Treadmill. Basically includes most everything you would need… motor, controller, power supply, wiring. All you would need to do is figure a way to mount it and put on an appropriate pulley. You can find them for free or really cheap almost every day on CL. I've grabbed 6 in the last year for free. Two were in such fantastic condition that I couldn't bring myself to tear them it apart, so gave one away to a family member, and kept one for the wife ;-)

Cheers,
Brad


----------



## wormil (Nov 19, 2011)

At least one LJ has converted Reeves to DC but I can't remember who.


----------



## pottz (Sep 15, 2015)

> Bob I could say
> 
> Sell it, a great machine in the wrong hands.
> 
> ...


dont let this guy scare ya he was a former gypsy him self-lol.no really hes a great guy and a good buddy and will help you in many ways.welcome to lumber jocks.


----------



## Bobholmes33 (Dec 15, 2017)

Figured out a salutation it cost about $120 bu was able to keep my grandfather's lathe going! Thank you all for your help!


----------



## bbasiaga (Dec 8, 2012)

Glad to hear. What did you Do?


----------



## Bobholmes33 (Dec 15, 2017)

I ordered parts for a Jet Lathe they were a little small. Had them machined out just a bit and now it works like a top. Took a risk but happy i did.


----------



## Jryanbarker2000 (Jun 29, 2018)

So I know I am way late to this party! However I had the same thing happen to my lathe. Some where I fell into a grizzly manual and found that this is very similar.

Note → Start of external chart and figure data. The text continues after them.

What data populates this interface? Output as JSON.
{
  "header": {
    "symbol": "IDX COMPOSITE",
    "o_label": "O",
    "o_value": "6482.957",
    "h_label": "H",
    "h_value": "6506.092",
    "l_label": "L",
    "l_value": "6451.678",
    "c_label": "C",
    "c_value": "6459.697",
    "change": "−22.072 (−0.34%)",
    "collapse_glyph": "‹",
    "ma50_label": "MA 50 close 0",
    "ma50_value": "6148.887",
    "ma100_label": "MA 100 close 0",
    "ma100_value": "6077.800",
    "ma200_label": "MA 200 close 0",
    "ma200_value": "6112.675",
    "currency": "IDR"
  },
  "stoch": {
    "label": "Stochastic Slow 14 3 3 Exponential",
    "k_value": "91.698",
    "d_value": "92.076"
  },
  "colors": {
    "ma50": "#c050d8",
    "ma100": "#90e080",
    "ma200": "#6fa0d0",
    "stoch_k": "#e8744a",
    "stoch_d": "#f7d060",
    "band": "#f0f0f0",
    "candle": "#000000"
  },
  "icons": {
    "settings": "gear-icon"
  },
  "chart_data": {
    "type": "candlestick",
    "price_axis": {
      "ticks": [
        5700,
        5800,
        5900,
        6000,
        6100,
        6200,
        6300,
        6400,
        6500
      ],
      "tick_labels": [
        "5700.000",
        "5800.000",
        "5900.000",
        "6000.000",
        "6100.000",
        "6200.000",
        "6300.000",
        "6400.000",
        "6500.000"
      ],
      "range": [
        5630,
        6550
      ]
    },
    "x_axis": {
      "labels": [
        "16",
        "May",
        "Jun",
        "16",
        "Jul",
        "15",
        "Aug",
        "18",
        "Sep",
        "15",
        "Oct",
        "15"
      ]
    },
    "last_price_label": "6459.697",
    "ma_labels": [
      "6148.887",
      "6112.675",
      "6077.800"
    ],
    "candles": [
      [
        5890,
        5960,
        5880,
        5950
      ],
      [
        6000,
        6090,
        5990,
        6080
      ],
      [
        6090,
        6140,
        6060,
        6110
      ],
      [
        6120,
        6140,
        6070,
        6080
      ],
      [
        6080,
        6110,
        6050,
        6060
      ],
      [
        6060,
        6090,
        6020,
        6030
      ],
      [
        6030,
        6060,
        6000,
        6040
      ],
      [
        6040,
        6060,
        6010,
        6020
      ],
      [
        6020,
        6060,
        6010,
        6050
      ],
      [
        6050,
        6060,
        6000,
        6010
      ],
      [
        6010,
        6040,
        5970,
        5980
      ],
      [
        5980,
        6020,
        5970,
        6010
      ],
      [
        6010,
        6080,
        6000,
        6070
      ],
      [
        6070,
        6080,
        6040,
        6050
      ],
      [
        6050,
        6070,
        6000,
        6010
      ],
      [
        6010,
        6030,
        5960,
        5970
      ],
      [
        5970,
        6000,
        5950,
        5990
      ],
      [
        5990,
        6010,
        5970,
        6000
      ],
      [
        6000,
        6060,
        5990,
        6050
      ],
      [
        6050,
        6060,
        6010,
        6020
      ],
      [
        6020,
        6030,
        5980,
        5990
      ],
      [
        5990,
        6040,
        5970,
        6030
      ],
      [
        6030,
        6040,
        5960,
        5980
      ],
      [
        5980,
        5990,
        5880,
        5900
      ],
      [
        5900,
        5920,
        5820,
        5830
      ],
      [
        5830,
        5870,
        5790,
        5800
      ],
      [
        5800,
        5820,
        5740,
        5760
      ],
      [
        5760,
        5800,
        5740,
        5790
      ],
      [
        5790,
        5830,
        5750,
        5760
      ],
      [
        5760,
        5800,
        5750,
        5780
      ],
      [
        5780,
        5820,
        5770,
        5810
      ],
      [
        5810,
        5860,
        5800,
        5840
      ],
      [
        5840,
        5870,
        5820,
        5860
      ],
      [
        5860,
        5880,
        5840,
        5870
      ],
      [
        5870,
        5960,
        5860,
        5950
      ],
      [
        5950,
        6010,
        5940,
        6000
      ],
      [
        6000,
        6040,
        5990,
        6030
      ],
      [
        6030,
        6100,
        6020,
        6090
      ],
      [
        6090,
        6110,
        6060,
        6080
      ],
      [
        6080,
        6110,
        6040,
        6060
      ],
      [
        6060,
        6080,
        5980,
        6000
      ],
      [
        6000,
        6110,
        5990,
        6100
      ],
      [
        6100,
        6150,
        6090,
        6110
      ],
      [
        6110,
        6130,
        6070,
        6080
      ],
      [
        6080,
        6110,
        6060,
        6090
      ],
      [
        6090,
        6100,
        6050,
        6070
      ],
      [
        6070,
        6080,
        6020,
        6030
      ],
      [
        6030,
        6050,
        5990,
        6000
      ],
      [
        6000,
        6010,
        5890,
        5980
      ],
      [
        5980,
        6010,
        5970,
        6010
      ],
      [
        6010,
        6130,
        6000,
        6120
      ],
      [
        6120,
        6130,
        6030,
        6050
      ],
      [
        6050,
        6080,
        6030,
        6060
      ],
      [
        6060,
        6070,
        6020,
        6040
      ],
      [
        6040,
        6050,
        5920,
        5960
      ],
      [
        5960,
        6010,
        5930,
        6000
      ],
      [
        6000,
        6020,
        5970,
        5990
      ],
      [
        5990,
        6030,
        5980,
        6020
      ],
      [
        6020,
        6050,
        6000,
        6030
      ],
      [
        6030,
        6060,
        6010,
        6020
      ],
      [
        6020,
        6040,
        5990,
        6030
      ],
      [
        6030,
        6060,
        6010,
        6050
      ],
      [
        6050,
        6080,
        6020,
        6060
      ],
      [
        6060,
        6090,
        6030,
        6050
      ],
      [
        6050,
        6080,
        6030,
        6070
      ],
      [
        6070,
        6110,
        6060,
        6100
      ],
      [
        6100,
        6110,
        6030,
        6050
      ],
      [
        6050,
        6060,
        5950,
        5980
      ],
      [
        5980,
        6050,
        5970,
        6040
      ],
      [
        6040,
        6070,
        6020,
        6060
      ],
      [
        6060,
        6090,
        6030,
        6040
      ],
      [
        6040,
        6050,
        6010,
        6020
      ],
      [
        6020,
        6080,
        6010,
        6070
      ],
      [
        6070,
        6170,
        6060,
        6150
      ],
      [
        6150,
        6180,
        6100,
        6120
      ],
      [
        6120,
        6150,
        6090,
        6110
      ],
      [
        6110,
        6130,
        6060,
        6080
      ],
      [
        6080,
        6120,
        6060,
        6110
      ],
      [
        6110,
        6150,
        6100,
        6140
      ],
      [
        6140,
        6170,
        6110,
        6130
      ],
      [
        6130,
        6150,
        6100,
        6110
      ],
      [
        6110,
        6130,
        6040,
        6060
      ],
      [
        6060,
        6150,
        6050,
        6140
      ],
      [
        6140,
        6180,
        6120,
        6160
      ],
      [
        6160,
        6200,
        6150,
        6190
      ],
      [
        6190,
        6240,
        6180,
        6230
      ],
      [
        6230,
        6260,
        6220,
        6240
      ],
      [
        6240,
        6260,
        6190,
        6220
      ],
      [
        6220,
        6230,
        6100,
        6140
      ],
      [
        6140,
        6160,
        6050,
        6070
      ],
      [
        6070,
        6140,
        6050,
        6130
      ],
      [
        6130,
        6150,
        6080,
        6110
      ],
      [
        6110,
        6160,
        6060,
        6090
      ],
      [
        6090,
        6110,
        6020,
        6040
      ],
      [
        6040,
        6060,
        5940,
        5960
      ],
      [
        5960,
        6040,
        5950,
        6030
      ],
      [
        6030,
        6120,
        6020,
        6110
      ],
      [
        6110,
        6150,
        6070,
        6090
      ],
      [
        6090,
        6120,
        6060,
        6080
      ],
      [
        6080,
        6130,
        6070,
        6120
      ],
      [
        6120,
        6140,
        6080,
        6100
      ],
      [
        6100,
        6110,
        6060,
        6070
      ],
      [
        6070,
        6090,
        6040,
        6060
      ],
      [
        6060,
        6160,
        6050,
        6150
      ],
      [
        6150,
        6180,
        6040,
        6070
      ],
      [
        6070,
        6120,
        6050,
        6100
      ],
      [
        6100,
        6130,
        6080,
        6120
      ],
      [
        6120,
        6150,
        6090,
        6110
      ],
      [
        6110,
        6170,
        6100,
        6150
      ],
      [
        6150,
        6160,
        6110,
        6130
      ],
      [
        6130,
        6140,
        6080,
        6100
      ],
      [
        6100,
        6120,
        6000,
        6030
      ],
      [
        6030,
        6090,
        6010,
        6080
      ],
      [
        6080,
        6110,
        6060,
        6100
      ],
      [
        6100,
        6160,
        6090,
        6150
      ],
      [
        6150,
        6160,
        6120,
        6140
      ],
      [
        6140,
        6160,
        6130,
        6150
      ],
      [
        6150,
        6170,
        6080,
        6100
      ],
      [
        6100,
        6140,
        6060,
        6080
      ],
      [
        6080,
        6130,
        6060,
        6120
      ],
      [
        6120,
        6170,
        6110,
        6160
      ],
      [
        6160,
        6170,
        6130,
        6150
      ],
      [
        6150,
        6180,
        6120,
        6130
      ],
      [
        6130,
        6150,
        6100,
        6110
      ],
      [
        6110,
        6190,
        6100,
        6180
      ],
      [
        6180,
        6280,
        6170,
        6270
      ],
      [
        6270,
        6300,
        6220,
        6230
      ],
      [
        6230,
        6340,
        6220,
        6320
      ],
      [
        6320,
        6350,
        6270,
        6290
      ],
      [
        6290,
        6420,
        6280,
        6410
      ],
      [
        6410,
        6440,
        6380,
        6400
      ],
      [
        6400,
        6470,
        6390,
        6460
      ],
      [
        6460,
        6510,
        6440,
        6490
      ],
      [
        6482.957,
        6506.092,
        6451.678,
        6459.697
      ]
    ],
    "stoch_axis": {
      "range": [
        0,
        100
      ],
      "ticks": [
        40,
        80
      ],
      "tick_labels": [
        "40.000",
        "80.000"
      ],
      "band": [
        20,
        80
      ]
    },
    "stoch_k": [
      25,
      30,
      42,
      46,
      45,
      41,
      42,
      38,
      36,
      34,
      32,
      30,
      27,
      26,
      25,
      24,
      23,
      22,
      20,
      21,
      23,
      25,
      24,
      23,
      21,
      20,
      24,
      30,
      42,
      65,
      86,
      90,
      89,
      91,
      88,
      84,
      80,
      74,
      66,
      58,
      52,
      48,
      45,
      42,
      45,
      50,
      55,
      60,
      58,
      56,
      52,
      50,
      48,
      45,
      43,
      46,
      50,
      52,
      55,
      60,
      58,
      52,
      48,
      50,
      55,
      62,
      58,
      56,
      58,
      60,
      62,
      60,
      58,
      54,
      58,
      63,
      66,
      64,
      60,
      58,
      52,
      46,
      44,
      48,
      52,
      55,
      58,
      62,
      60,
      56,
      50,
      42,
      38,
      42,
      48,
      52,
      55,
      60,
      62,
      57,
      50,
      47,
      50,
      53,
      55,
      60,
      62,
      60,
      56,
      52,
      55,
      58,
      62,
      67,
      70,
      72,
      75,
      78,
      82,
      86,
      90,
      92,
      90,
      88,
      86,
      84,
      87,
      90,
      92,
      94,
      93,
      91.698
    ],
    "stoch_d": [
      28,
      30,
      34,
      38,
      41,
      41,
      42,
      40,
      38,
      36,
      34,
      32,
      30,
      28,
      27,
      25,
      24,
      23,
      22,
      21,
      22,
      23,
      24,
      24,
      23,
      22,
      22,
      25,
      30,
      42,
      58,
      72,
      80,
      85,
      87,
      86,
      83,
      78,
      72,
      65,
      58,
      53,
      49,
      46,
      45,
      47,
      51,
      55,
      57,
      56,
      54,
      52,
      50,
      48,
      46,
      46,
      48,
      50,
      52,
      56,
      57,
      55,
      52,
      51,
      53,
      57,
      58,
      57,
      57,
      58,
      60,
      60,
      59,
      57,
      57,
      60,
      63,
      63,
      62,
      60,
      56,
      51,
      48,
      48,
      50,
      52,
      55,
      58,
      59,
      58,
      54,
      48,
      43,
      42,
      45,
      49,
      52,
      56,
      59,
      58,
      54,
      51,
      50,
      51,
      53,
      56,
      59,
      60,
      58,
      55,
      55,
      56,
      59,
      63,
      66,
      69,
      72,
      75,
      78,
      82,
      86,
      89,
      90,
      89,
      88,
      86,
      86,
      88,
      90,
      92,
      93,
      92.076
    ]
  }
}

https://cdn0.grizzly.com/manuals/g1067_m.pdf

I had to have the pulley milled down a little to fit inside the housing but it did fit the shaft and is up and running. Hope it helps.

Ryan


----------



## PeteStaehling (May 3, 2015)

Do you have the broken pieces? A good welder may be able to weld the part back together. I used to know a talented guy who retired early from a job at a defense research lab and ran a little welding business when he wasn't hunting or fishing. He fixed a lot of racing motorcycle parts for me and for the ultralight aircrafts guys in the area. He even filled in missing areas with weld material. Sometimes the parts required a little filing or even machining, but none ever failed at his repair. Prices were reasonable. If you can find someone like him they would probably fix you up.


----------



## helluvawreck (Jul 21, 2010)

There are two machine shops in my town that fix things like this all the time. More than likely they could order a set of pulleys which may need just some fitting. In stead of a variable speed pulley they could also fit a set of step pulleys which may be fine. My brother and I used to have a moulding plant and I had a machine shop in the plant. I use to buy all kinds of old machines and machine parts. I modified and built special machines. If your town has around 10,000 people I can almost guarantee that you have such a machine shop. Maybe even several shops. Good luck. If you ever find a similar model lathe that is cheap you may want to buy it for parts just to have it for the parts.


----------



## anneb3 (Feb 23, 2014)

this is a guess but try Shopsmith, they use one, it may be the wrong size but worth a try.
I have a Shopsmith and used properly it works just fine


----------



## highmileranger (Feb 21, 2019)

I know this is an old thread but I have the AMT 5300 and needed a new reeves drive. I found that the jet JWL1236 is virtually the same lathe. I got a reeves drive from from ToolPartsDirect https://www.toolpartsdirect.com/jet-jwl-1236-12-x-36-woodworking-lathe.html The reeves pully for the motor was a perfect fit. The pully for the main shaft was a bit tight. A little work was needed with emory cloth to work the shaft down a little. I took off about 1 thousands inch off of the shaft so the inner sliding pully would slide when changing speeds on the lathe. It now works very well. The new parts are made from die cast zaymak but are beefier that the originals. hope this helps anybody looking for parts for the AMT 5300.


----------



## jacksdvds (Jun 13, 2015)

Measure the diameter and shaft. Looks like a Grizzly g0462 part would fit.


----------